Thursday
1:30 pm
Dearest record breaker + medal winner,
Can you ever forgive me for treating your precious medals like I have? I mean, just getting them for the purpose I had in mind. But really, pride o’ my heart, I wouldn’t make fun really deep in my heart of something so dear to you – and you have no idea how precious these little medals have become to me – and how proud I am that will let me wear them – especially the Conference medal which you yourself have never worn. Oh, but I’ll tell you all about it some time. I have lots of things to ask you Thursday nite when we’ll both be through school – almost. And remind me of a poem I want you to learn, will you? It’ll be a big help to you, I believe.
The folks have been discussing (and cussing) the trickery of oil. We have some land at Goose Creek, almost in the heart of it and altho everyone is sure there is oil on it, we can’t find it. Queer isn’t it, Fredibus, if we did have more money, if we were rich, I couldn’t want much more. I’m so happy in my friends, so happy with my graduation, and more than happy with my big “Captain”.
Oh, you have no idea how that thrills me, a captain of next year’s track team. You laugh at me when I saw I knew you would be elected, before you knew it yourself. I did. I was as sure as fate that you would be elected. How did I know? Just intuition, I suppose.
I’m so glad you wrote to me, Fred. I was surprised and I was happy to think you would steal a few minutes away and tell me all about it. I’m glad you feel you can. I love to feel I’m helping someone who needs it and wants it. I we are separated this summer let’s keep the mail hat between where ever I am and Port Arthur. We’ll just write a lot and evern tho we can’t be together, we’ll have each other’s letters.
And there’s a promise I want o ask you to give me Tuesday nite. Don’t be worried for it, nothing much but something you will appreciate, I believe. If you’re what I believe you are you will.
Fredibus, you spoke of believe if I went to California, you wouldn’t see me again. We never know what is going to happen but I believe if my feelings don’t change between now and June ’25, I’d turn Heaven and Earth to come to you. If I were on the other side of the world and you were to graduate, I’d come to you. So as far as worrying about my not being here then, why – forget it. I even think next fall that I’ll be here and be able possibly to boost you up again, if I’ve ever succeeded in that. But listen, Captain Stancliff – (more thrills) such friendship as ours – cannot, I don’t believe, be easily broken – and we’re going to be friends as long as we live – and the sweetest memory of my high school days will be the precious De Molay who dropped from the skies into my life (not meaning you’re and angel, of course, Perhaps you are even what you called me.) and made me happy. The most valuable things of my 16th year was the bet I took with Fate and won. No, not as you imagine. Graduation has been wonderful, but it would have been mighty small, Fred, if you hadn’t come in just when you did. Perhaps you wonder at that, but take my word for it, Big Boy, the Buick, the dance, the few friends I had when I met you, the thrill of graduation would be might small without track – without my medals, and your support, for, you know, it just sort of made me feel good when I did things to please you. I’ve enjoyed every second I’ve spent with you, and every little thing you’ve said to me and the different ways you’ve helped me has been wonderful.
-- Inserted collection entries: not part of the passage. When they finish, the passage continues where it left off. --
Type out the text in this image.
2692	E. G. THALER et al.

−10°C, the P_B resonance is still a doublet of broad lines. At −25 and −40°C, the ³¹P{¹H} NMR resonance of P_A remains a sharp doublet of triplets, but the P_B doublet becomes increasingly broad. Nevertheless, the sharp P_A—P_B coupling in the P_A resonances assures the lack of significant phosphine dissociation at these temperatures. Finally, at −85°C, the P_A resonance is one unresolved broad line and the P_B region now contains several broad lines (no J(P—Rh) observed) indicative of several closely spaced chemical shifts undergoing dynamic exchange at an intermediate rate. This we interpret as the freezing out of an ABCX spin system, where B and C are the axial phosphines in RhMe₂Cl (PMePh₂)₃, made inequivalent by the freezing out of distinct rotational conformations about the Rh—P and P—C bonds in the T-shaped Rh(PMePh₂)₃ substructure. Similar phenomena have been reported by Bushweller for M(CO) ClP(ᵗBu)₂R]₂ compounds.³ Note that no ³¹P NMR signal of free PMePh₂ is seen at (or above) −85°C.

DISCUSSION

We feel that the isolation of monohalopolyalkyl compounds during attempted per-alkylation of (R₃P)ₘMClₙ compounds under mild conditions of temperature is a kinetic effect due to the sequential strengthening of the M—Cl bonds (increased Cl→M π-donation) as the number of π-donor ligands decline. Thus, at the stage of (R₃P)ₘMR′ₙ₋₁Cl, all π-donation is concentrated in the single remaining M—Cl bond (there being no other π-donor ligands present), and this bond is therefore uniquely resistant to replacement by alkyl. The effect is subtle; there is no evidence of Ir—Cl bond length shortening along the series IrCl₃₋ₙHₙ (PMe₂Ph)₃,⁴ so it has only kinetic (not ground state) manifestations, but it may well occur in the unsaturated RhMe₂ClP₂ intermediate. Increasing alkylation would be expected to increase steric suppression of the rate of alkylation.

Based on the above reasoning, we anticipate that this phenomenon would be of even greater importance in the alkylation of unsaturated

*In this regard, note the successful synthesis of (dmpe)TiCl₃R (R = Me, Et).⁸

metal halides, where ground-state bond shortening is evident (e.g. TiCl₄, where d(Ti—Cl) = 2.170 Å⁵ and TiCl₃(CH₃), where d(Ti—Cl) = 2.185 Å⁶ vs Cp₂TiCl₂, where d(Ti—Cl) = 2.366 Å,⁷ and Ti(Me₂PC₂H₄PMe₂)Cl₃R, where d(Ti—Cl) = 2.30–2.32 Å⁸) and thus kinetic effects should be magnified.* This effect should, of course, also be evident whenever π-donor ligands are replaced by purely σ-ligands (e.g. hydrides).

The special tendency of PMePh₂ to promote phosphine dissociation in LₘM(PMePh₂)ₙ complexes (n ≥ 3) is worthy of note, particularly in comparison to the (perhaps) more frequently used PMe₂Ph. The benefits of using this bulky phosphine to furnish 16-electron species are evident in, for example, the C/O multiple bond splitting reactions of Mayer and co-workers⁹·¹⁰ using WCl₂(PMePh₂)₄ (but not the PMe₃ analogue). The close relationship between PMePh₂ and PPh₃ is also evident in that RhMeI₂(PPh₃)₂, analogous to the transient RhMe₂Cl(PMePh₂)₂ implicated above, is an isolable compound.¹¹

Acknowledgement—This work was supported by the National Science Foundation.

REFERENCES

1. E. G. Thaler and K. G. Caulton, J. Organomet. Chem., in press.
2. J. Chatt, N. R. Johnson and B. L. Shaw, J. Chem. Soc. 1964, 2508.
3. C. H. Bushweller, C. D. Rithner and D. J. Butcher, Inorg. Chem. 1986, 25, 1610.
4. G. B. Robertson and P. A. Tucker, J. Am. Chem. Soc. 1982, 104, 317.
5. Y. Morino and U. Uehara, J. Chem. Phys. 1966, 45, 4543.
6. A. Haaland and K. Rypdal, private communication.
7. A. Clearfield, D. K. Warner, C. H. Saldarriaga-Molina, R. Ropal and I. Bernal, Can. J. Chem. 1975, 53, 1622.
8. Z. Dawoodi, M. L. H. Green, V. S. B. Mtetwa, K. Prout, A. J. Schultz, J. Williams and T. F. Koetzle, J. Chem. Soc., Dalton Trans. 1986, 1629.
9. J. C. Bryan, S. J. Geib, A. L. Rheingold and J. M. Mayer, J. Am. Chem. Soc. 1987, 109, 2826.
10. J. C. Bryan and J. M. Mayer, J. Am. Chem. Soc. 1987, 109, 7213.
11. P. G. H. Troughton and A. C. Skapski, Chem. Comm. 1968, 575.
And not for the world would I trade off your friendship. I hope I’ll always be worthy to call you friend. No, Dear, don’t ask me what I mean. I’ll tell you some day when we’re both older and can understand better. We’re both young and foolish now.
Don’t, please don’t say that your summer is ruined. It isn’t. Be broad, Big Boy. You know that there’s never another like either of us but there are others better or as good. You know we can’t be together always (altho I almost with we could) for we each have our own way to go but this much I’ll tell you. Perhaps you’ll smile but it’s true. There will never be anyone who will ever be as much to me as you are now. In the first place, I don’t care for the “privilege” of lavishing on a mere many all the idealism and love of my heart. Second, I don’t think I could care for another as I do you. And third, if I lavished much more love and idealism on a man, well, it just couldn’t be done. Foolish, did you say? Then, laugh! For all too soon, if not now, you will realize that all people cannot be trusted, and those whom we do trust might fail. So like the Romans or some one said, “Eat, drink, and be merry, for tomorrow we die” There are 13 more days left for us. Let’s make the most of them and remember, I won’t trade you off for every boy at Rice bowing to me.
I must go. I’ve stolen this time to write to you. Let’s trust to the Fates who have guided us so well. And if we’re apart, the same Orion will watch over us both, and I’ll wish on the stars that our meeting will be hurried a little.